At the same time, it’s not a secret that some employees, for whom English isn’t their first language, may experience difficulties in expressing themselves when it comes to complex technical or business topics. We don’t want the language barrier dampening their enthusiasm for innovation. So, employees can now participate in Spark in their own languages in addition to English. At each location, our Spark managers and innovation champions provide support in translating documents written in English into local languages and vice versa.

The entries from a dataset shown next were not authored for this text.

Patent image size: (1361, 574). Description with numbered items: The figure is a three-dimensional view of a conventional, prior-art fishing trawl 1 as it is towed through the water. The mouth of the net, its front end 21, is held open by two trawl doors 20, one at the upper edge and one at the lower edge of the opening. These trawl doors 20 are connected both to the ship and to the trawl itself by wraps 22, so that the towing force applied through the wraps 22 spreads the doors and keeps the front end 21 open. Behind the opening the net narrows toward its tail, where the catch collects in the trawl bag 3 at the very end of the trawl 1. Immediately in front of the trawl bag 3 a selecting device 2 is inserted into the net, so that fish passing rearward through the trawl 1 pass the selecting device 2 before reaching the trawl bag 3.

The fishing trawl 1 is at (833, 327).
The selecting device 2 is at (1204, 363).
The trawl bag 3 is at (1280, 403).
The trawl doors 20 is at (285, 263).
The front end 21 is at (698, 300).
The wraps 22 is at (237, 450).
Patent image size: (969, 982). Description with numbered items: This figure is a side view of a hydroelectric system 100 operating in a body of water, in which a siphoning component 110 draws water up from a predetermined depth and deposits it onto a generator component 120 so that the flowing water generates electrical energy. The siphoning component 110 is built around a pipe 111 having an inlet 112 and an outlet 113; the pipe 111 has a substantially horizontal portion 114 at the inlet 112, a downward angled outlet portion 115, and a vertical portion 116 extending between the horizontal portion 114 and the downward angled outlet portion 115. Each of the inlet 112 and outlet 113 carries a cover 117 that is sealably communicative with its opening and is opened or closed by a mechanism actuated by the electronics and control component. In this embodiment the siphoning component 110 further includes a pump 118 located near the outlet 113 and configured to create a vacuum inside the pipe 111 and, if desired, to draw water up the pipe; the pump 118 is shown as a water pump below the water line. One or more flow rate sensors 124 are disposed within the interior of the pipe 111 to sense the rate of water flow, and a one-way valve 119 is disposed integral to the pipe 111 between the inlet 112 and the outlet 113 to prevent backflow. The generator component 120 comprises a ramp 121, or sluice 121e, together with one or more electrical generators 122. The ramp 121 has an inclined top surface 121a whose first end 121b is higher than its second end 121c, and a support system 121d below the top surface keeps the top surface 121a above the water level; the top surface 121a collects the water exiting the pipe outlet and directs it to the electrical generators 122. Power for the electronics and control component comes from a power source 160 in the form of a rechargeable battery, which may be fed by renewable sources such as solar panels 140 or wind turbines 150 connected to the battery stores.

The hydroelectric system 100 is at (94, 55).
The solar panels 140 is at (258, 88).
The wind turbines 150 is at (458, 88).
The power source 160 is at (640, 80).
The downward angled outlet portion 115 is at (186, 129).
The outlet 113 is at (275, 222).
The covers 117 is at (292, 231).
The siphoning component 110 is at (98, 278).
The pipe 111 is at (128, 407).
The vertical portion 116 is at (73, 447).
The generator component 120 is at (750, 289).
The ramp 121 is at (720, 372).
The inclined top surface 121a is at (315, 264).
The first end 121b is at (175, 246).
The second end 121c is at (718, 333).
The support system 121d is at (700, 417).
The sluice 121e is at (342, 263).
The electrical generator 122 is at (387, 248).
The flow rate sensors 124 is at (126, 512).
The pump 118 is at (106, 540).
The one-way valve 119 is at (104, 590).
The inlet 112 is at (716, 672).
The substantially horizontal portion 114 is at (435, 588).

We’re also looking into opportunities to replace this human support with technology.
E.I.: Finally, I’d like to ask you about proverbial “culture of innovation.” I noticed that you haven’t been using this term during our conversation. Why? Do you not believe that the “culture of innovation” is real?
R. de V.: Not at all: the cultural aspect of corporate innovation programs is very important. I believe that we do have a “culture of innovation” at Liberty Global; however, we don’t talk much about it, and I’d be troubled to give you a precise definition. I think that we have at least three major components of a bona fide innovation culture. First, we have created an atmosphere of openness to new ideas. Second, we have succeeded in creating a common, company-wide, language of innovation. Third, and perhaps, the most important, we have a tremendous support from our executive leadership, support that goes all the way up to the corner office of the company. So the culture in our organization is definitely shifting and it’s shifting both top down and bottom-up—exactly how we’d like it!
E.B.: We’re already witnessing some tangible results of this shift, as employees participating in the Spark program consistently score higher than other employees in engagement surveys. So we’ll continue to invest in our people and we’ll continue to perfect our programs. And we believe that if we do these things right, the “culture” will take care of itself.